According to the cleaning device of the third aspect, in addition to the effect of the cleaning device of the first or second aspect, the intake port sucks at least a part of the exhaust gas exhausted from the exhaust port to the cleaner body side. As a result, dust on the surface to be cleaned in the vicinity of the intake port is lifted by this exhaust gas and sucked from the intake port, so that this exhaust gas can assist cleaning and improve cleaning efficiency.

According to the cleaning device of the fourth aspect, in addition to the effect of the cleaning device of the first or second aspect, since the exhaust gas from the exhaust port is exhausted to the side opposite to the intake port, It is possible to prevent the exhaust gas from being sucked into the intake port, and the exhaust gas from the exhaust port does not suck the exhaust gas into the dust suction means or raise dust. As a result, the dust is not easily sucked and the suction force of the dust suction means is not reduced, so that the cleaning efficiency can be maintained.

[Brief description of drawings]

FIG. 1 is a side sectional view showing a first embodiment of a cleaning device of the present invention.

FIG. 2 is a front sectional view showing the above cleaning device.

FIG. 3 is an explanatory sectional view showing the above cleaning device.

FIG. 4 is a bottom view showing the above cleaning device.

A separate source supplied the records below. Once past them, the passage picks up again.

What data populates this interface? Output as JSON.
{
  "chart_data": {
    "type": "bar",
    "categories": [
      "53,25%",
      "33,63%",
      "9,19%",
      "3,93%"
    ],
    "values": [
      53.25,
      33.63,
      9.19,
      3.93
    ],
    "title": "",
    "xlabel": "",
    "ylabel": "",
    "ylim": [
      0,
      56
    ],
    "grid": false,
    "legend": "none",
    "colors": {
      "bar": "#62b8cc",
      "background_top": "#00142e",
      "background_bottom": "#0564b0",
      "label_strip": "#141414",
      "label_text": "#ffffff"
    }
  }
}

FIG. 5 is a perspective view showing a flow of wind on wheels of the same cleaning device.

FIG. 6 is a perspective view showing a partial wind flow of the above cleaning device.

FIG. 7 is a perspective view showing a wind flow of another example of the wheels of the above cleaning device.

FIG. 8 is a perspective view showing a partial wind flow of another example of the above-described cleaning device.

FIG. 9 is a perspective view showing still another example of the wheels of the above cleaning device. (a) A perspective view of yet another example of a wheel of the above cleaning device (b) A perspective view of yet another example of a wheel of the above cleaning device (c) A perspective view of yet another example of a wheel of the above cleaning device (d) ) Same as above, perspective view of yet another example of cleaning device wheel (e) Perspective view of yet another example of cleaning device wheel (f) Same as above, perspective view of yet another example of cleaning device wheel (g) Same as above A perspective view of still another example of the wheel of the cleaning device.

FIG. 10 is a perspective view showing a wheel of the second embodiment of the cleaning device of the present invention.

FIG. 11 is a perspective view showing a part of wheels of the same cleaning device.

FIG. 12 is an explanatory side view showing the operation of the opening / closing means of the above cleaning device.

FIG. 13 is a perspective view showing another example of wheels of the same cleaning device.

FIG. 14 is a perspective view showing still another example of the wheels of the above cleaning device.

FIG. 15 is a perspective view showing still another example of the wheels of the above cleaning device.

FIG. 16 is a perspective view showing still another example of the wheels of the above cleaning device.

[Explanation of symbols]

1 Vacuum cleaner body 4 air intake 6,20 wheels 7,22 exhaust port 8 Motor as drive means 13 Electric blower as dust collecting means 23 Open / close valve as opening / closing means

Claims (4)

[Claims] 1. A cleaner main body, an intake port opened to the surface to be cleaned in the cleaner main body, a dust suction means for sucking dust from the intake port, and rotatably attached to the cleaner main body. A cleaning characterized by comprising: a wheel having an exhaust port for exhausting the exhaust gas from the dust collecting means toward a surface to be cleaned; and a drive means for driving the wheel to drive the cleaner main body by itself. apparatus. 2. The exhaust port has an opening / closing means for opening / closing the exhaust port, and the opening / closing means opens the exhaust port only when it contacts the surface to be cleaned. Cleaning device. 3. The cleaning device according to claim 1, wherein the exhaust gas from the exhaust port is exhausted to the cleaner body side, and at least a part of the exhaust gas is sucked by the intake port. 4. The cleaning device according to claim 1, wherein exhaust air from the exhaust port is exhausted to a side opposite to the intake port.